Ecotechnologies have the potential to reduce the use of finite resources while providing a variety of co-benefits to society, though they often lack in market competitiveness. The authors selected three case study catchments with a focus on domestic wastewater in Sweden and Poland, and on manure, grass and blackwater substrates in Finland and applied a cost–benefit analysis (CBA) on system alternatives derived from a participatory process.
After drawing on an initial systematic mapping of relevant ecotechnologies, the scope of the CBA is determined by stakeholder suggestions, namely in terms of the considered assessment criteria, the physical impacts and the utilized data. Thus, this CBA is rooted in a localized consideration of ecotechnologies rather than a centralized governmental approach to systems boundaries. The key advantage of applying such a bottom-up approach is that it has gone through a robust participatory selection process by local stakeholders, which provides more legitimacy to the decisions reached compared with traditional feasibility studies.

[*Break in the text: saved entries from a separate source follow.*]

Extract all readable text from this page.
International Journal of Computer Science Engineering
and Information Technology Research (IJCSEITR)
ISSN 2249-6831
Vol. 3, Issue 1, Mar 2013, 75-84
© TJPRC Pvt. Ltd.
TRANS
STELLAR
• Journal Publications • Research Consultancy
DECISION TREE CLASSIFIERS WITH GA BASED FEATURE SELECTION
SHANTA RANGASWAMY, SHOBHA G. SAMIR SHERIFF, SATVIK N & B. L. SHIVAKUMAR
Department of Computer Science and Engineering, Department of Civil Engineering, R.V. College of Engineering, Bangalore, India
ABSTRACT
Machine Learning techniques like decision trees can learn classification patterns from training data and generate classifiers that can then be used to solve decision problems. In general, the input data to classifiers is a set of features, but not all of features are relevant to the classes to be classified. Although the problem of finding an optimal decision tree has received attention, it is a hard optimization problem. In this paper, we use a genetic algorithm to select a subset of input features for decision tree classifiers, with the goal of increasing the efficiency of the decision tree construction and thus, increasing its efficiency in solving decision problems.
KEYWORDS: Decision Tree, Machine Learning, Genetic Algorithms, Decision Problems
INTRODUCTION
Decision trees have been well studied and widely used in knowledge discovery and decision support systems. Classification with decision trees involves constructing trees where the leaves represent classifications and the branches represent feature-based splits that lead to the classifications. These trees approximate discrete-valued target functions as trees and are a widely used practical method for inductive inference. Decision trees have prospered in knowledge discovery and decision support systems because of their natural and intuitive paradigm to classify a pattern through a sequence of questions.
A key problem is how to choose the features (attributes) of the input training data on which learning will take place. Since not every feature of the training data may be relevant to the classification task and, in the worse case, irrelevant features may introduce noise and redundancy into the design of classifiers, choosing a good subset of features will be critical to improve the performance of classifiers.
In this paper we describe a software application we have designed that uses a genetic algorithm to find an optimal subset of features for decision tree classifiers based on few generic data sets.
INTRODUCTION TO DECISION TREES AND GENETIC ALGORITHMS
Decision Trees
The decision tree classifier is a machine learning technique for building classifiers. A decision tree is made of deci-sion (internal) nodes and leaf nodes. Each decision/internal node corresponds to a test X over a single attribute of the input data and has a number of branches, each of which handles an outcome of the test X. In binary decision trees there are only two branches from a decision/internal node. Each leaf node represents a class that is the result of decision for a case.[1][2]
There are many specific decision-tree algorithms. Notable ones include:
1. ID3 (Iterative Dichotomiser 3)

Despite considering the revenues of the recovered products as well as the provision of the non-market goods CO2 mitigation and reduced eutrophication, findings from this study indicate that the benefits of the considered ecotechnologies are often outweighed by their costs. Only anaerobic digestion of agricultural wastes appears to be economically feasible under the current conditions, highlighting that further efforts and incentives may be required to mainstream ecotechnologies.